Niem and heeft echter Hamlet kunnen vonnissen, want niemand heeft nog een oplossing gevonden voor zijn tragisch conflict. Zwijgen wij dus over de ex-president Azaña, om de schrijver te bewonderen.
Tot zover mijn oude artikel. Ik heb Azaña's boek weer ter hand genomen en gemerkt dat ik aan bovenstaande ‘aankondiging’ niets te veranderen
| |
| |
en maar weinig toe te voegen had. Enkel een paar wellicht interessante bijzonderheden. In de aankondigingen van de uitgever, tegenover het titelblad van ‘La Velada’ afgedrukt, staat bij de ‘binnenkort’ bij hem te verschijnen boeken genoemd: ‘Manuel Azaña: Memorias politicas y de guerra (2 vols)’. De ex-president schijnt dus wel van plan geweest te zijn aan zijn zelfkritische dialoog een aantal ‘herinneringen’ toe te voegen. Vermoedelijk was hij zoal niet er mee bezig, dan toch van zins ze te schrijven. Een jaar later was hij echter al overleden, en het is mij niet bekend of waar dan ook ‘oorlogsherinneringen’ van Azaña's hand in druk verschenen zijn.
Ergens in de dialoog der tien componenten die zijn persoonlijkheid als Spanjaard uitmaken, laat Azaña door Garcia, de ex-minister die het meest zijn ambtelijke zijde representeert, boudweg zeggen: ‘Wat ook de loop der gebeurtenissen zijn mag, het duidelijkst tot op heden is de ondergang van de republiek.’ Welnu, wat op het ogenblik dat de schrijver deze woorden uit de pen kwamen, als een zeer pessimistische, om niet te zeggen defaitistische uiting mocht hebben gegolden, mag hem vandaag als een inzichtsvolle voorspelling worden aangerekend. De Spaanse republiek is inderdaad door Franco in zijn wezen aangevreten, jarenlang verwrongen, uitgemergeld, en als een onhandelbaar vod aan een nog twijfelachtige koning in handen gespeeld. Maar de vrouwen zijn er vandaag in groter getale dan een op de tien - zoals bij Azaña - aan het woord en spreken er niet meer uitsluitend over een biologische progressiviteit.

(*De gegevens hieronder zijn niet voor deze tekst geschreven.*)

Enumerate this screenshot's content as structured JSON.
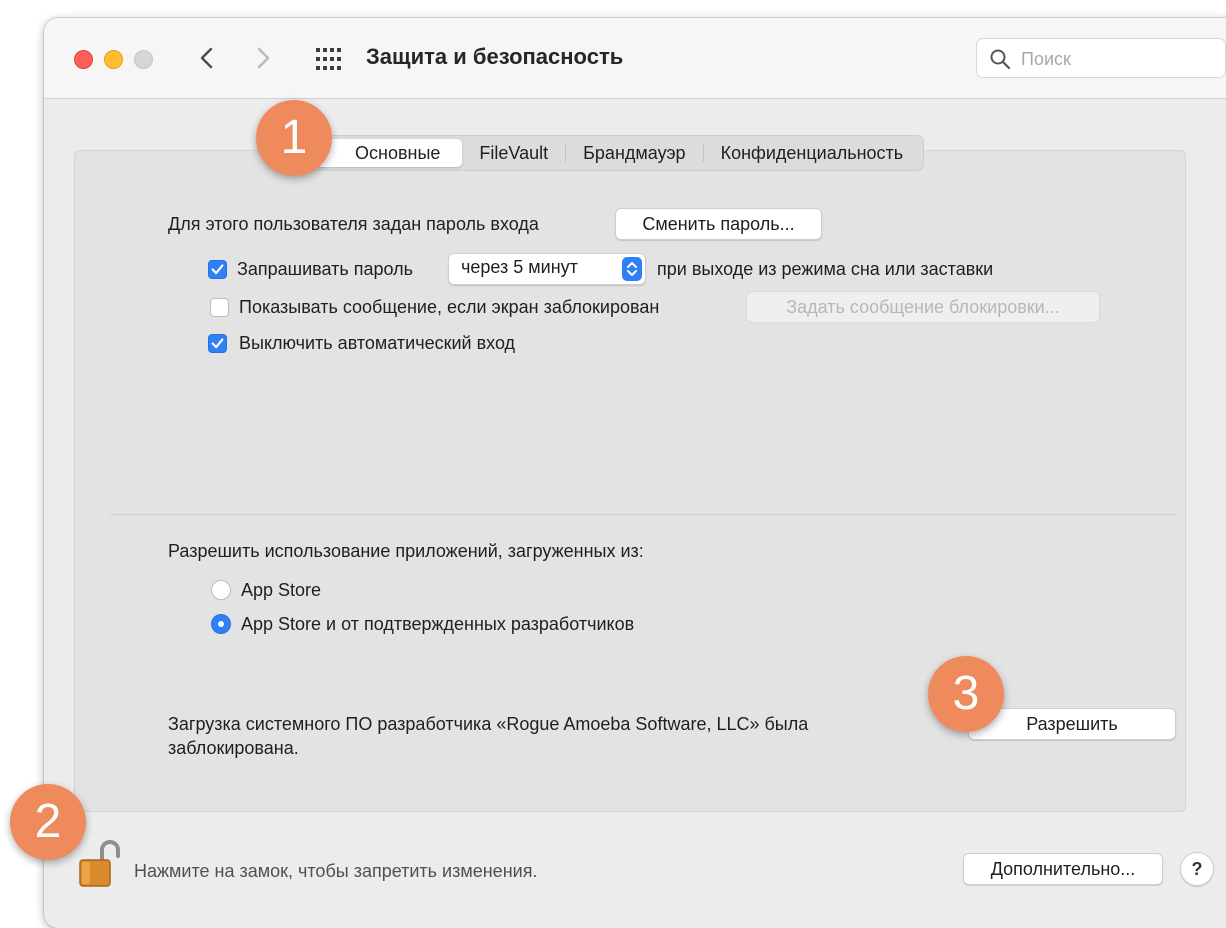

Het eertijds zo dominerende ‘machismo’ heeft in Spanje, dunkt mij, plaats gemaakt voor een wat eerlijker benadering der intermenselijke verhoudingen.
Inderdaad is de republiek ondergegaan, en ziet het er niet naar uit, dat zij voorlopig terugkomt. Maar Spanje bestaat nog, vermoedelijk inwendig versterkt, en - ondanks pauselijke bezoeken en grondkusserij - gezonder dan ooit, want relativistischer ingesteld dan in het verleden. Zou de burgeroorlog die het land zo wreed geteisterd heeft uiteindelijk dan toch een louteringsproces geweest zijn, voor heel de natie, zoals zij het blijkbaar ook was voor Azaña als persoon? Het laatste woord hierover laat ik gaarne aan anderen over.